My midwife walked in for my post labour visit and asked me what I had

‘I thought that was really insensitive considering he was stillborn. She had my notes and they even stated his name so I was quite annoyed by that’, I am so sorry this happened, it shouldn’t happen! I know from my experience that I had to contact the community midwives and explain what had happened to Sophie, because the hospital didn’t let them know that she was stillborn, and therefore the postnatal home visit checks that I was told to expect didn’t happen until I contacted them myself!

It was Gods will/It wasn’t meant to be/Everything happens for a reason

This is really upsetting and triggers a lot of people (including myself), please think before you say this! What possible reason could be good enough for a child to die? How do you know it wasn’t meant to be? Think before you speak!

He’s in a better place

Excuse me… nope, nope, nope!! The best place is ALIVE with a loving mummy and daddy. Do not ever say this… it is not helpful one little bit!

You’re still young, you can try again

And your point is??? Do you really think that plays any bearing on how I feel right now!
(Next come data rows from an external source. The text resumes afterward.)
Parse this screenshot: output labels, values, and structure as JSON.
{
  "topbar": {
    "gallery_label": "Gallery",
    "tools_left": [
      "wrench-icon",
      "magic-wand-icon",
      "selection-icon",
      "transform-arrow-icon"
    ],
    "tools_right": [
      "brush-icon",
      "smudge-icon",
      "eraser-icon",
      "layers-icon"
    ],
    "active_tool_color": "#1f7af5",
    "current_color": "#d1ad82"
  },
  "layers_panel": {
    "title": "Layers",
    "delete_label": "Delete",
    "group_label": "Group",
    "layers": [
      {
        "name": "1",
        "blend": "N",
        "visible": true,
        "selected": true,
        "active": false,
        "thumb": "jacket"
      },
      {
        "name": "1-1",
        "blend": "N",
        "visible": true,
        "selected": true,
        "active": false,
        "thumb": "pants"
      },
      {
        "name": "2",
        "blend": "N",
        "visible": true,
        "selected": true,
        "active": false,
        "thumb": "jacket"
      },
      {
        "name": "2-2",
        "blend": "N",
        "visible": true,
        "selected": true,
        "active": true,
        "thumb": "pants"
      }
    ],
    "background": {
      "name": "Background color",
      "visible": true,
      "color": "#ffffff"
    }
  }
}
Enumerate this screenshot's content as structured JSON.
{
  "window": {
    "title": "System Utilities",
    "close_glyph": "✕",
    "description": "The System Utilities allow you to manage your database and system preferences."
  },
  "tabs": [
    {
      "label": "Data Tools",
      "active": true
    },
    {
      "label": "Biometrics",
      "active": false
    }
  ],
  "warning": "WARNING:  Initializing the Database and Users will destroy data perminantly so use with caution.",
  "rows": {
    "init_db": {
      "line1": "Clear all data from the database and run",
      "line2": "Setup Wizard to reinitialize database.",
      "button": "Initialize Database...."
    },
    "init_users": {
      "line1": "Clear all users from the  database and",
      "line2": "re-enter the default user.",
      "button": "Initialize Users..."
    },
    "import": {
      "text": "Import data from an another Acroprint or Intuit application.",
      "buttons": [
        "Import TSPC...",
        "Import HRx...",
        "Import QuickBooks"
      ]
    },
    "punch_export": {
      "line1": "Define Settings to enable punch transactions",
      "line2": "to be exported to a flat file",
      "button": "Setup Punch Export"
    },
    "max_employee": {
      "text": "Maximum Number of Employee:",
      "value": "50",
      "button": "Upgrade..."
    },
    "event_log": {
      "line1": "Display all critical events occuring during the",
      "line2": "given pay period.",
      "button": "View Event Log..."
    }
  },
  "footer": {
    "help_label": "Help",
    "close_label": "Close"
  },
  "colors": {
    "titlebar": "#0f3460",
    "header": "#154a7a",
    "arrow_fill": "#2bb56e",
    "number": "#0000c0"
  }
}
Another pregnancy won’t replace my son/daughter so what’s the point in even saying this?

Be grateful/lucky that you have the other two

One replied to this comment with exactly what I was thinking! She said ‘I actually started to respond back and which of your kids would you choose to lose as you actually have x amount’. I have had this said to me by well-meaning people a fair amount, these are generally people that don’t (thank goodness) know what it feels like to give birth to a lifeless baby.

He was to pretty for this earth, he will come back as a girl

I actually fail to see how this is in any way helpful!

9 months and your still crying, it will get better

I’m sorry but what time limit would you like to put on my grieving? I lost my child, I will NEVER get over it and I will NEVER forget. One member wrote ‘I hate people that say this. We’ll never ever be over it. It’ll stay with us forever. We just learn to live with the pain and grief. So it gets easier but it’s always there’.

At least you have your daughter Sophia

Just because we already have a child it doesn’t mean our angel was any less Important or loved

One member wrote: ‘I don’t believe there are any truly good things to say but saying nothing and having people avoid you because they don’t want to upset you or don’t know what to say is harder. Are you ok? Seems silly and those that ask it feel silly asking it but they have taken the time to check in with you and to let them know they are thinking about you. I appreciate that every single time. People want to give you comfort there just isn’t anything out there that can. The reality is the way i am feeling there are no words to describe they haven’t been invented yet but i am grateful to my Patrick for being my son and to every single person who has shown me kindness, support and love since losing him (also losing him sounds daft as I didn’t forget where I put him)’

This seems to be mainly a post about what not to say! And there is a reason for this, the hurtful things that have been said (even by well-wishers), stick in your mind far more than the good, helpful things. I will try to list a few here:

  • How are you feeling?
  • Is there anything I can do to help?
  • I’m going to the shops, do you need anything?
  • When you’re ready I’d love to hear more about/see photos of your angel?
  • Do you need any help planning the funeral?
  • What are you planning to have at the funeral?
  • Can I come with you next time you visit your angels forever bed?, I’d love to lay some flowers
  • Would you like me to look after your other children so you can rest?

Above all, allow the grieving parents to speak freely about their angel, offer them a safe, non-judgemental shoulder to lean on; loss parents tend to love talking about their baby, but they can shy away from it because other people feel uncomfortable, by offering them time to talk, show pictures, laugh and cry, you will help them tremendously.